One of the most fascinating holdovers from antiquity in Southern Spain is the Hamman, or Arab Baths. These baths are actually descended from the Roman bathhouses, and were picked up by Islamic culture with it’s emphasis on purity and ritual bathing. There are ruins of Arabs Baths in several cities in Andalusia, my favorite being in Ronda – a nearly perfectly preserved bathhouse, complete with roof pierced by skylights and niches for steaming.

I was surprised to find that there were still functioning Hammans in several cities along my route – Cordoba, Granada, and of all places Madrid – where you could experience the timeless ritual of steaming, bathing, and massage. I was determined to live my inner Arab princess and enjoy a day at the baths.

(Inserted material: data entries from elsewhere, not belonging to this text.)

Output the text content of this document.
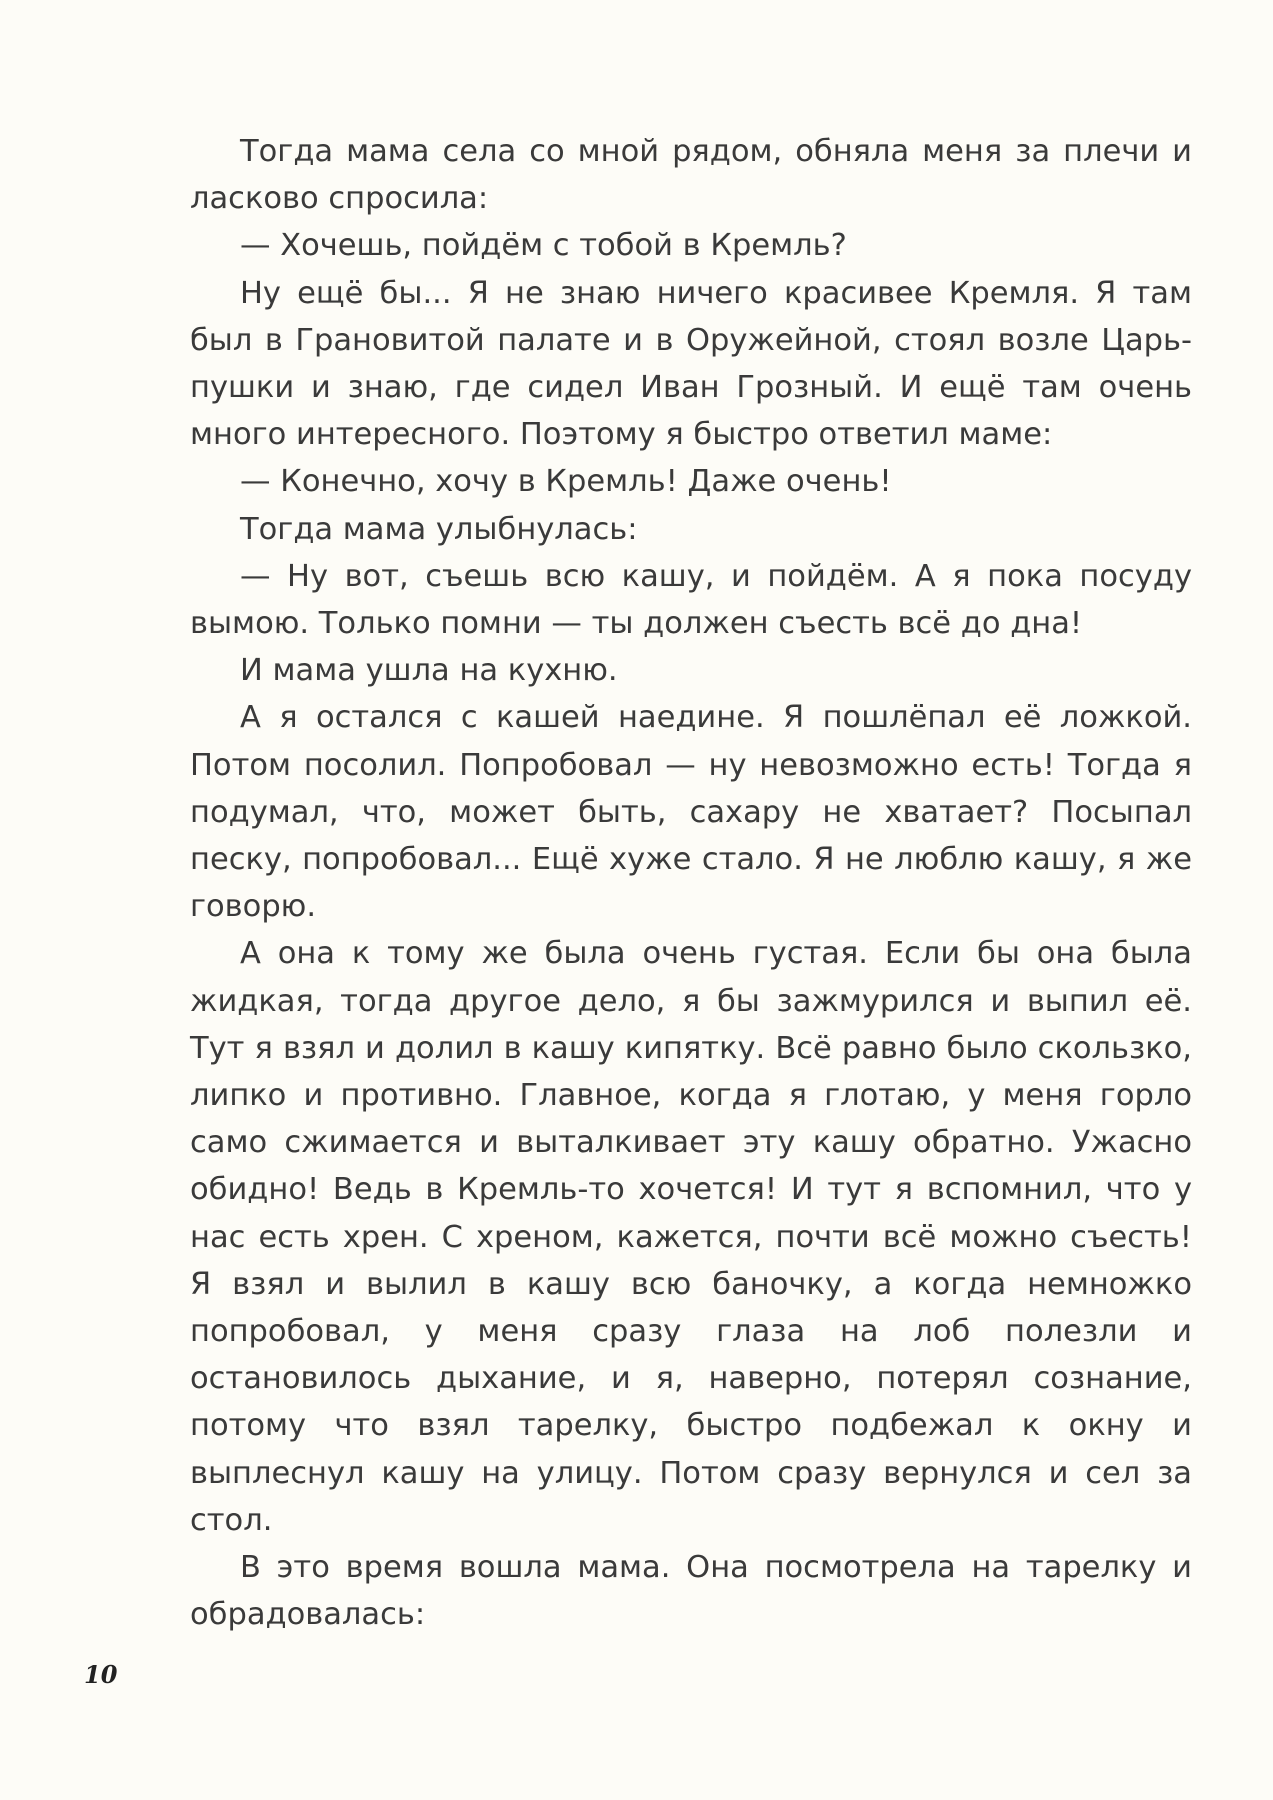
Тогда мама села со мной рядом, обняла меня за плечи и ласково спросила:

— Хочешь, пойдём с тобой в Кремль?

Ну ещё бы... Я не знаю ничего красивее Кремля. Я там был в Грановитой палате и в Оружейной, стоял возле Царь-пушки и знаю, где сидел Иван Грозный. И ещё там очень много интересного. Поэтому я быстро ответил маме:

— Конечно, хочу в Кремль! Даже очень!

Тогда мама улыбнулась:

— Ну вот, съешь всю кашу, и пойдём. А я пока посуду вымою. Только помни — ты должен съесть всё до дна!

И мама ушла на кухню.

А я остался с кашей наедине. Я пошлёпал её ложкой. Потом посолил. Попробовал — ну невозможно есть! Тогда я подумал, что, может быть, сахару не хватает? Посыпал песку, попробовал... Ещё хуже стало. Я не люблю кашу, я же говорю.

А она к тому же была очень густая. Если бы она была жидкая, тогда другое дело, я бы зажмурился и выпил её. Тут я взял и долил в кашу кипятку. Всё равно было скользко, липко и противно. Главное, когда я глотаю, у меня горло само сжимается и выталкивает эту кашу обратно. Ужасно обидно! Ведь в Кремль-то хочется! И тут я вспомнил, что у нас есть хрен. С хреном, кажется, почти всё можно съесть! Я взял и вылил в кашу всю баночку, а когда немножко попробовал, у меня сразу глаза на лоб полезли и остановилось дыхание, и я, наверно, потерял сознание, потому что взял тарелку, быстро подбежал к окну и выплеснул кашу на улицу. Потом сразу вернулся и сел за стол.

В это время вошла мама. Она посмотрела на тарелку и обрадовалась:

10
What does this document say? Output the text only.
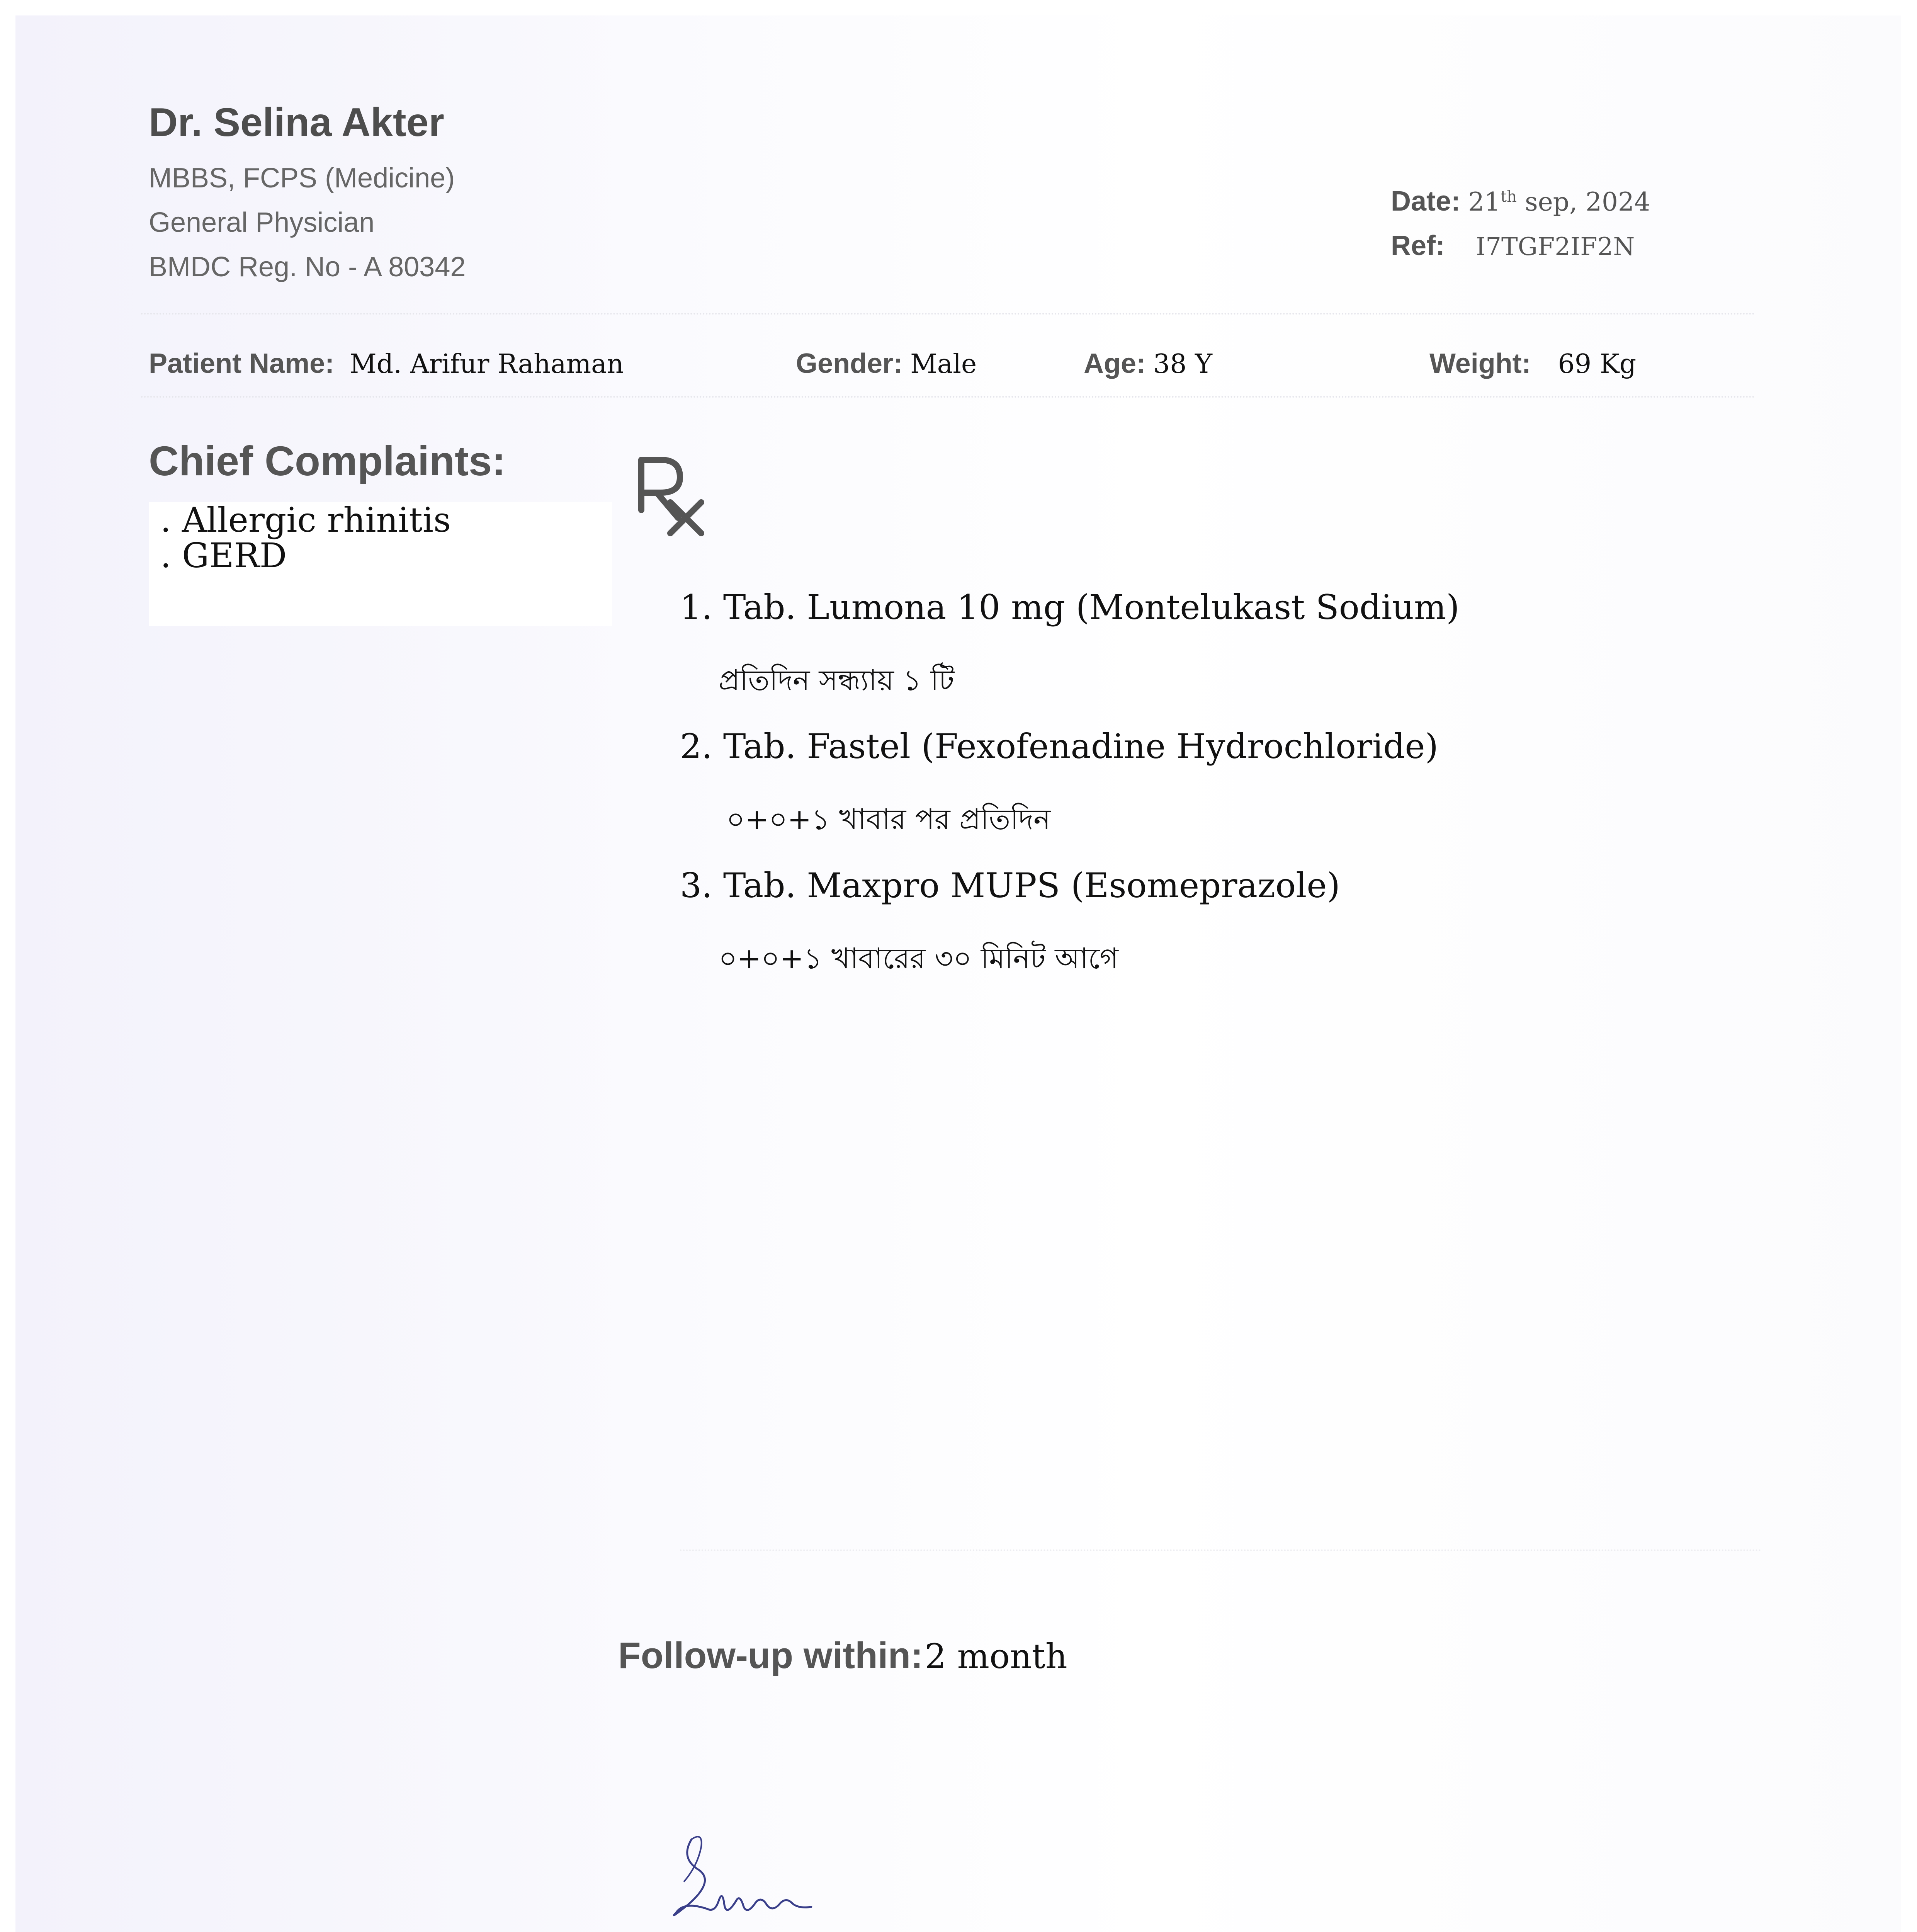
Dr. Selina Akter
MBBS, FCPS (Medicine)
General Physician
BMDC Reg. No - A 80342
Date: 21th sep, 2024
Ref: I7TGF2IF2N
Patient Name: Md. Arifur Rahaman	Gender: Male	Age: 38 Y	Weight: 69 Kg
Chief Complaints:
. Allergic rhinitis
. GERD
1. Tab. Lumona 10 mg (Montelukast Sodium)
প্রতিদিন সন্ধ্যায় ১ টি
2. Tab. Fastel (Fexofenadine Hydrochloride)
০+০+১ খাবার পর প্রতিদিন
3. Tab. Maxpro MUPS (Esomeprazole)
০+০+১ খাবারের ৩০ মিনিট আগে
Follow-up within: 2 month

It should surprise no one but me, but I didn’t manage it. Somehow I kept putting it off to the next day, the next day… there was so much to see! And to my dismay I never did go.

I have come home, however, determined to re-create the Hamman experience at home as best I could (in keeping with the Constant Holiday philosophy). I did some research on the web to get an idea of the proccess, and consulted my copy of Tony Perrottet’s excellent book on eastern travel (both modern and ancient) “Pagan Holiday”, from which the above quote comes.

The point of the Roman or Hamman Bath is not just cleanliness but relaxation and even socialisation. People often went to the baths in groups in ancient times, and the proccess could take all day, with meals, exercise and beauty treatments part of the experience.

For my own “home-style Hamman” I’ve taken to filling my tub about a quarter of the way with hot water and bath salts, both to give my feet a good soak and to fill the room with the gentle steam that is a feature of the bath (unlike the strong heat of a sauna). One website suggested placing herbs in the hot water, which I plan to try. After washing my feet and legs, I can either fill the tub the rest of the way and soak some more, or switch back to the shower and use my best smelling bath gels and scrubs. The scrub down is an integral step in the bath experience, and leaves you feeling soft and incredibly clean.

I finish off with a liberal rubdown with a scented oil, instead of a lotion, to seal in all that moisture and make me feel more authentic. Sadly I have had to do without the full-body massage that closes a real Hamman bath, but I’ll have to talk to my boyfriend about that. One never knows. I’ll never get him in a turban, though.